テミロフ、征矢貴も粉砕しRIZIN 2連続1R KO勝ち
第1試合 MMA フライ級(57kg) 5分3R
×征矢 貴[そや たかき](パラエストラ松戸)
○ラマザン・テミロフ(ウズベキスタン/ムラドフ・レギオンチーム)
1R 3’15” KO (左フック)
征矢はクローン病の療養を経て昨年4月のRIZIN TRIGGERで2年半ぶりに復帰し中務修良に2R TKO勝ち。11月の名古屋大会では中村優作に判定1-2で敗れた。今年5月大会でテミロフと戦う予定だったが、練習中に右膝の右内側側副靭帯を部分断裂し全治10週間と診断され欠場した。
テミロフは18戦16勝2敗の26歳。5月大会でRIZINに初出場し、浜本“キャット”雄大に1R 左フックからのパウンドでTKO勝ちしている。

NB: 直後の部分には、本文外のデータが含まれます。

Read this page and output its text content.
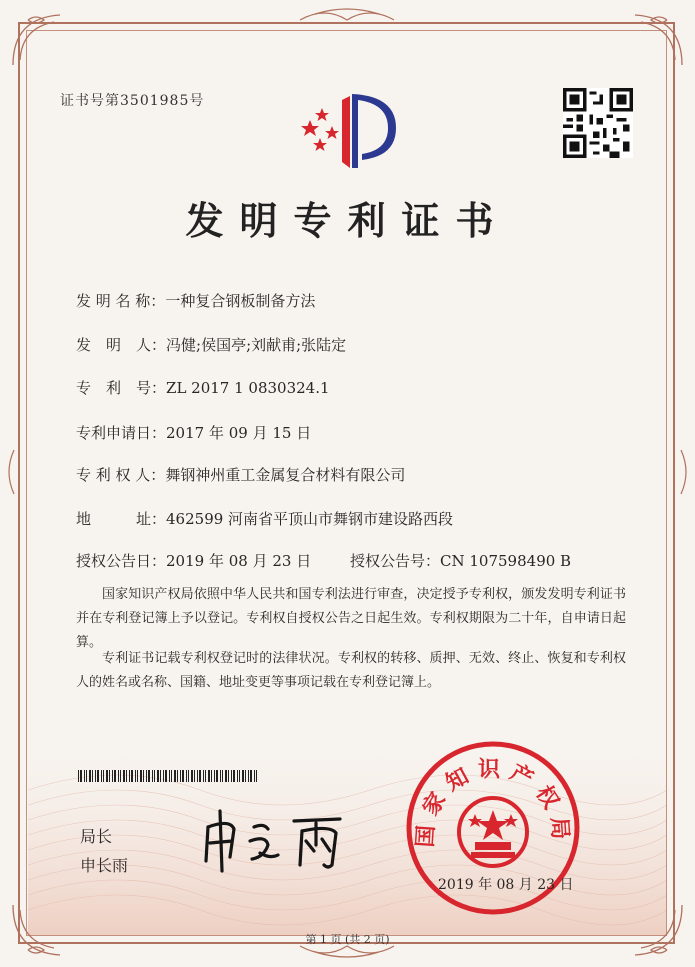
证书号第3501985号
发明专利证书
发 明 名 称：一种复合钢板制备方法
发　明　人：冯健;侯国亭;刘献甫;张陆定
专　利　号：ZL 2017 1 0830324.1
专利申请日：2017 年 09 月 15 日
专 利 权 人：舞钢神州重工金属复合材料有限公司
地　　　址：462599 河南省平顶山市舞钢市建设路西段
授权公告日：2019 年 08 月 23 日	授权公告号：CN 107598490 B
国家知识产权局依照中华人民共和国专利法进行审查，决定授予专利权，颁发发明专利证书并在专利登记簿上予以登记。专利权自授权公告之日起生效。专利权期限为二十年，自申请日起算。
专利证书记载专利权登记时的法律状况。专利权的转移、质押、无效、终止、恢复和专利权人的姓名或名称、国籍、地址变更等事项记载在专利登记簿上。
局长
申长雨
国家知识产权局
2019 年 08 月 23 日
第 1 页 (共 2 页)
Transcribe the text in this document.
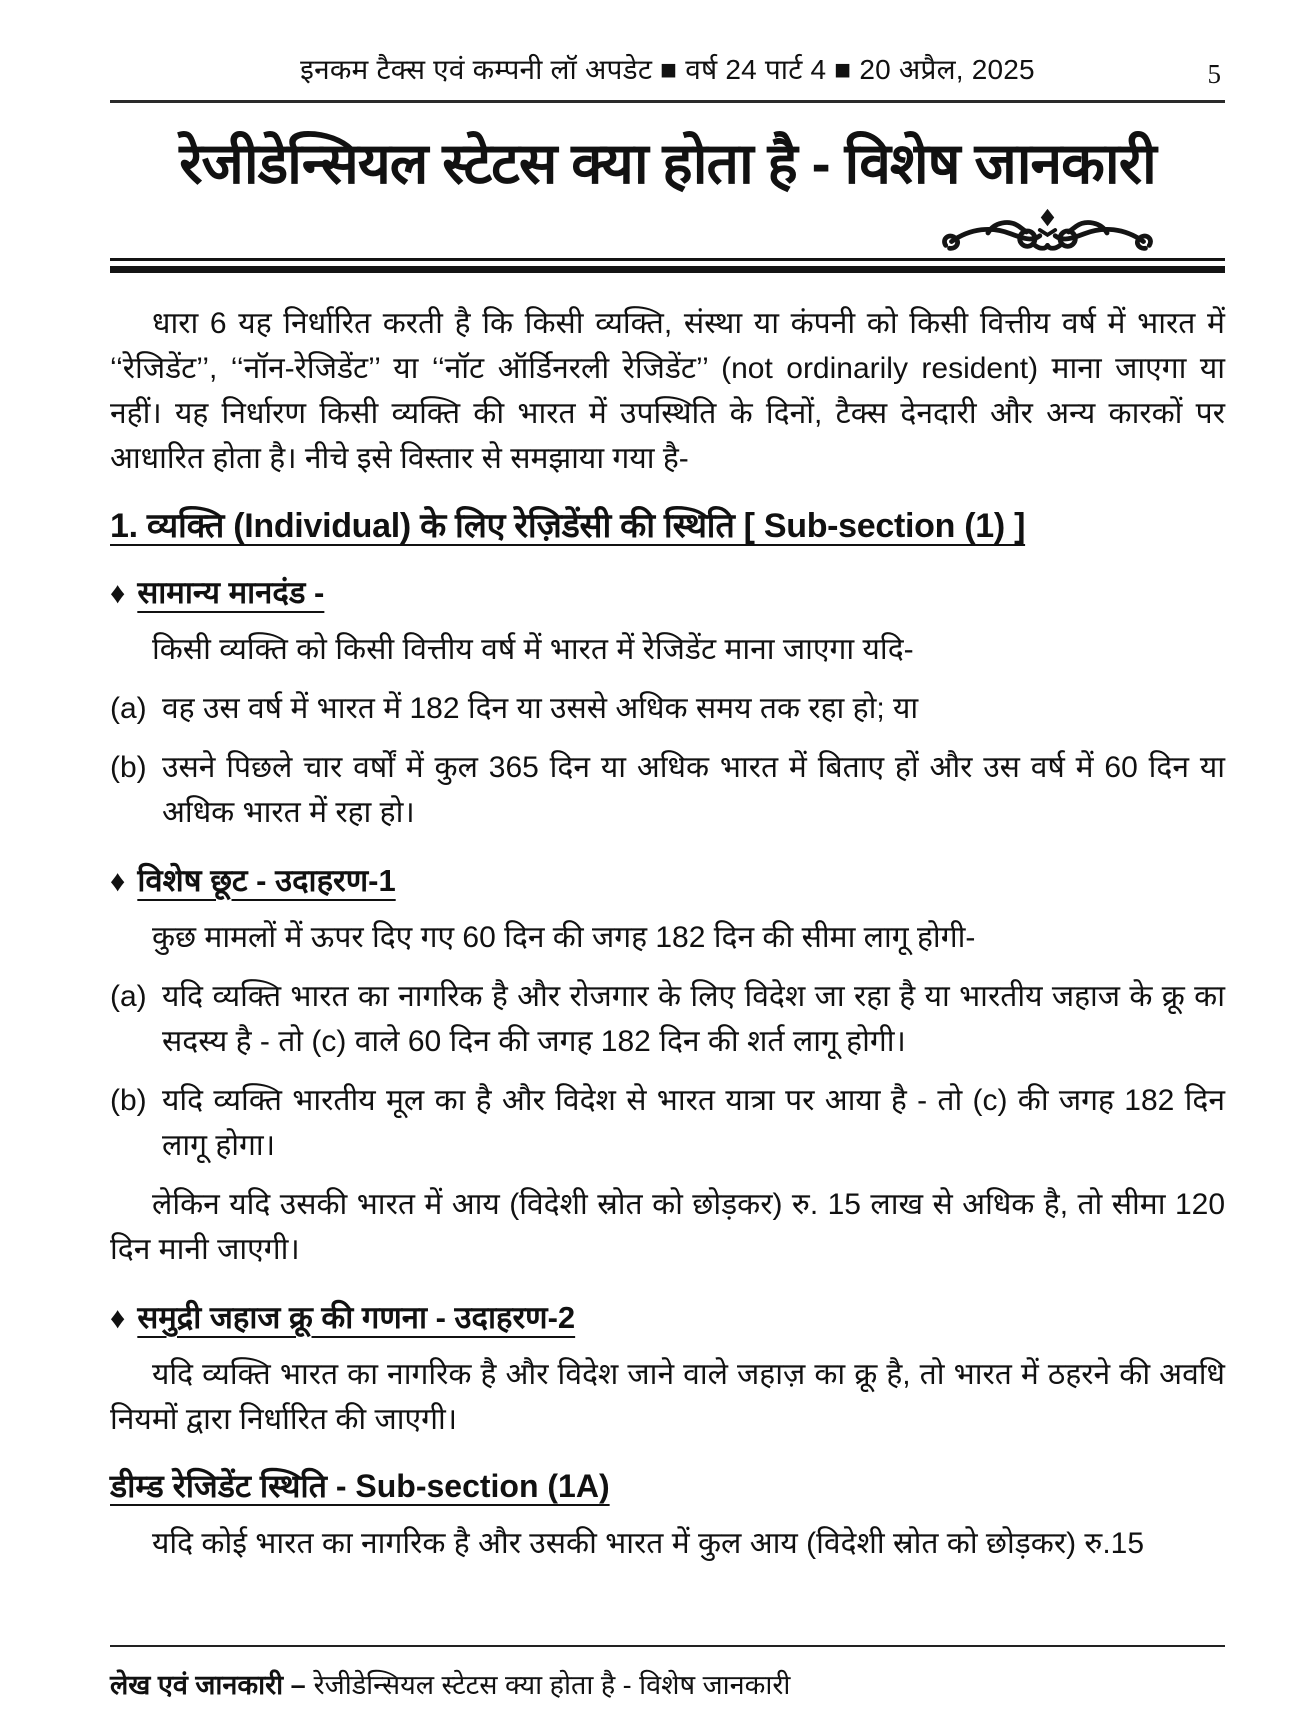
इनकम टैक्स एवं कम्पनी लॉ अपडेट ■ वर्ष 24 पार्ट 4 ■ 20 अप्रैल, 2025	5
रेजीडेन्सियल स्टेटस क्या होता है - विशेष जानकारी

धारा 6 यह निर्धारित करती है कि किसी व्यक्ति, संस्था या कंपनी को किसी वित्तीय वर्ष में भारत में ‘‘रेजिडेंट’’, ‘‘नॉन-रेजिडेंट’’ या ‘‘नॉट ऑर्डिनरली रेजिडेंट’’ (not ordinarily resident) माना जाएगा या नहीं। यह निर्धारण किसी व्यक्ति की भारत में उपस्थिति के दिनों, टैक्स देनदारी और अन्य कारकों पर आधारित होता है। नीचे इसे विस्तार से समझाया गया है-

1. व्यक्ति (Individual) के लिए रेज़िडेंसी की स्थिति [ Sub-section (1) ]
♦ सामान्य मानदंड -

किसी व्यक्ति को किसी वित्तीय वर्ष में भारत में रेजिडेंट माना जाएगा यदि-

(a) वह उस वर्ष में भारत में 182 दिन या उससे अधिक समय तक रहा हो; या
(b) उसने पिछले चार वर्षों में कुल 365 दिन या अधिक भारत में बिताए हों और उस वर्ष में 60 दिन या अधिक भारत में रहा हो।
♦ विशेष छूट - उदाहरण-1

कुछ मामलों में ऊपर दिए गए 60 दिन की जगह 182 दिन की सीमा लागू होगी-

(a) यदि व्यक्ति भारत का नागरिक है और रोजगार के लिए विदेश जा रहा है या भारतीय जहाज के क्रू का सदस्य है - तो (c) वाले 60 दिन की जगह 182 दिन की शर्त लागू होगी।
(b) यदि व्यक्ति भारतीय मूल का है और विदेश से भारत यात्रा पर आया है - तो (c) की जगह 182 दिन लागू होगा।

लेकिन यदि उसकी भारत में आय (विदेशी स्रोत को छोड़कर) रु. 15 लाख से अधिक है, तो सीमा 120 दिन मानी जाएगी।

♦ समुद्री जहाज क्रू की गणना - उदाहरण-2

यदि व्यक्ति भारत का नागरिक है और विदेश जाने वाले जहाज़ का क्रू है, तो भारत में ठहरने की अवधि नियमों द्वारा निर्धारित की जाएगी।

डीम्ड रेजिडेंट स्थिति - Sub-section (1A)

यदि कोई भारत का नागरिक है और उसकी भारत में कुल आय (विदेशी स्रोत को छोड़कर) रु.15

लेख एवं जानकारी – रेजीडेन्सियल स्टेटस क्या होता है - विशेष जानकारी
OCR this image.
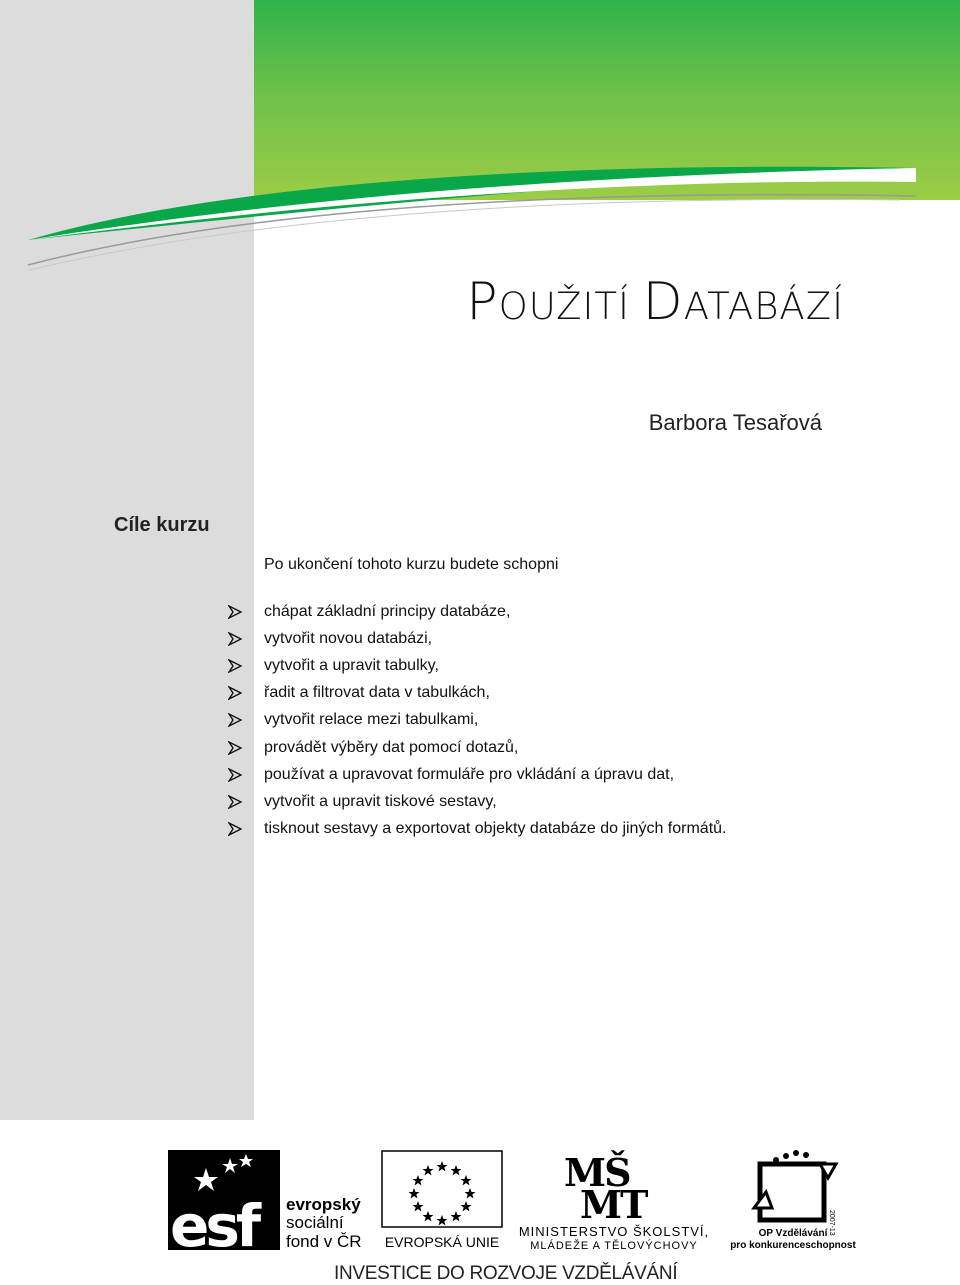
POUŽITÍ DATABÁZÍ
Barbora Tesařová
Cíle kurzu
Po ukončení tohoto kurzu budete schopni
chápat základní principy databáze,
vytvořit novou databázi,
vytvořit a upravit tabulky,
řadit a filtrovat data v tabulkách,
vytvořit relace mezi tabulkami,
provádět výběry dat pomocí dotazů,
používat a upravovat formuláře pro vkládání a úpravu dat,
vytvořit a upravit tiskové sestavy,
tisknout sestavy a exportovat objekty databáze do jiných formátů.
esf evropský
sociální
fond v ČR EVROPSKÁ UNIE
MŠ
MT
MINISTERSTVO ŠKOLSTVÍ,
MLÁDEŽE A TĚLOVÝCHOVY
2007-13
OP Vzdělávání
pro konkurenceschopnost
INVESTICE DO ROZVOJE VZDĚLÁVÁNÍ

1R、開始すぐの打ち合いで征矢が左フックを当て、テミロフをふらつかせ、右ストレートからのラッシュで追い詰める。だがテミロフがカウンターで右フックを当てて征矢をダウンさせ、パウンドラッシュでストップ寸前まで追い詰める。それでも征矢は立ち上がり、スタンドの展開に戻すが、テミロフがパンチを効かせ、バックスピンキックも絡め追い詰め、右フックでダウンを奪う。それでも征矢は立ったものの、最後はテミロフが左フックで征矢をマットに沈めた。